His partner was sprawled faceup over the chair that Hood had been sitting on with the cat half an hour earlier. He was breathing fast, his upper chest and neck in ribbons, eyes staring out at Hood from behind a mask of blood. He reminded Hood of someone but Hood had no presence of mind now for memory. The cop breathed faster and tried to stand but the chair began to topple. Hood caught him and eased him to the floor but by the time he did this the cop had stopped breathing and Hood could hardly get a pulse.
He pulled back the man’s head and closed his nose and breathed for him twice, then straddled him and continued the CPR with twenty stiff-armed, flat-palmed compressions against the sternum. He ventilated again, the compressed. And again. Hood lost count. His mouth filled with liquid copper and his throat clenched to keep the bile down. His face and hands and thighs were sticky and warm, and he thought, Jesus, this guy isn’t going to make it but he talked to him anyway, saying stay alive, stay alive, man, open those eyes and come back here right now, man, you come back here.

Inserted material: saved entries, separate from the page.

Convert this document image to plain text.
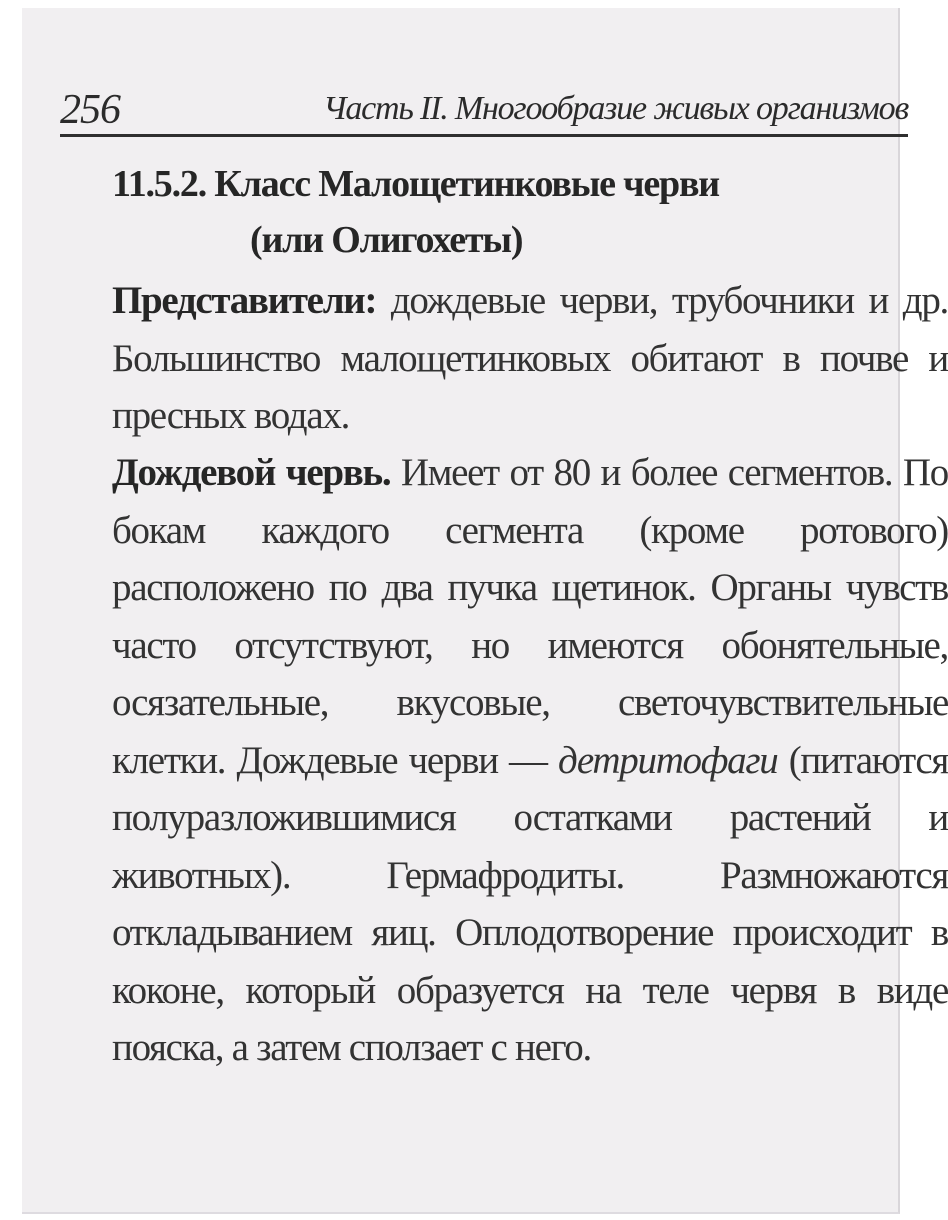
256	Часть II. Многообразие живых организмов
11.5.2. Класс Малощетинковые черви
(или Олигохеты)
Представители: дождевые черви, трубочники и др. Большинство малощетинковых обитают в почве и пресных водах.
Дождевой червь. Имеет от 80 и более сегментов. По бокам каждого сегмента (кроме ротового) расположено по два пучка щетинок. Органы чувств часто отсутствуют, но имеются обонятельные, осязательные, вкусовые, светочувствительные клетки. Дождевые черви — детритофаги (питаются полуразложившимися остатками растений и животных). Гермафродиты. Размножаются откладыванием яиц. Оплодотворение происходит в коконе, который образуется на теле червя в виде пояска, а затем сползает с него.
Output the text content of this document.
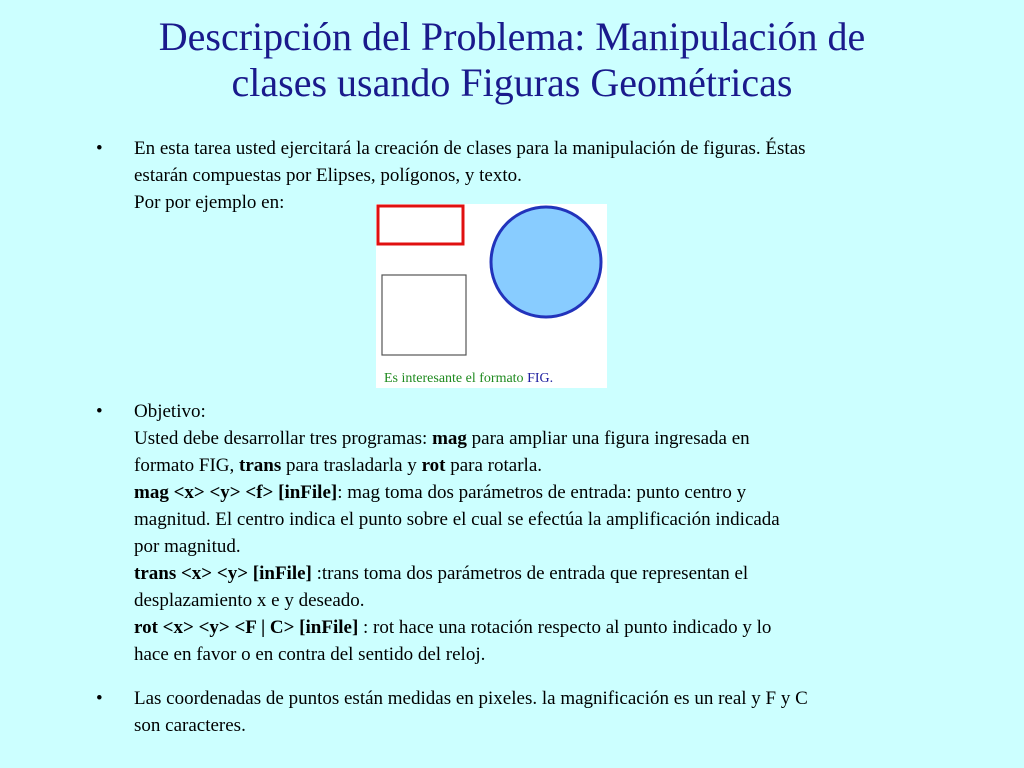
Descripción del Problema: Manipulación de
clases usando Figuras Geométricas
• En esta tarea usted ejercitará la creación de clases para la manipulación de figuras. Éstas
estarán compuestas por Elipses, polígonos, y texto.
Por por ejemplo en:
Es interesante el formato FIG.
• Objetivo:
Usted debe desarrollar tres programas: mag para ampliar una figura ingresada en
formato FIG, trans para trasladarla y rot para rotarla.
mag <x> <y> <f> [inFile]: mag toma dos parámetros de entrada: punto centro y
magnitud. El centro indica el punto sobre el cual se efectúa la amplificación indicada
por magnitud.
trans <x> <y> [inFile] :trans toma dos parámetros de entrada que representan el
desplazamiento x e y deseado.
rot <x> <y> <F | C> [inFile] : rot hace una rotación respecto al punto indicado y lo
hace en favor o en contra del sentido del reloj.
• Las coordenadas de puntos están medidas en pixeles. la magnificación es un real y F y C
son caracteres.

Hood fumbled out his cell phone, punched 911 and speaker and set the phone beside the cop as he did the cardio thrusts. Through the wind and his own grunting breaths he heard the operator come on, and he gave her the address and said officers down, two officers down but that was all he managed before it was time to breathe again for the cop. Hood got himself off the man and pinched his nose and breathed into him again while the operator assured him in a distant voice that police and medical were on their way.
Immeasurably later the medics pulled Hood away midthrust and took over with the oxygen machine.
Hood sat panting in a corner of the courtyard. He wiped the blood from his mouth with the back of his sleeve and stared wide-eyed and straight ahead. He saw Lupercio’s small boot prints in the gravel and the gore on the gate above the shotgun cop as the paramedics swung it open and took the gurney out.
A while later Hood and two BPD officers were standing atop the sand hill above Lupercio’s car, but the car was gone. He saw the flashlights of two more cops on the dune across the road and two more lights down where the car had been. A helicopter crossed overhead and a spotlight raked the ground below it.
Hood didn’t remember trudging through the desert to get here.
He turned and took a knee and looked out at the chaos of vehicles and flashing lights backed up for what seemed like miles down the driveway of Madeline Jones’s house.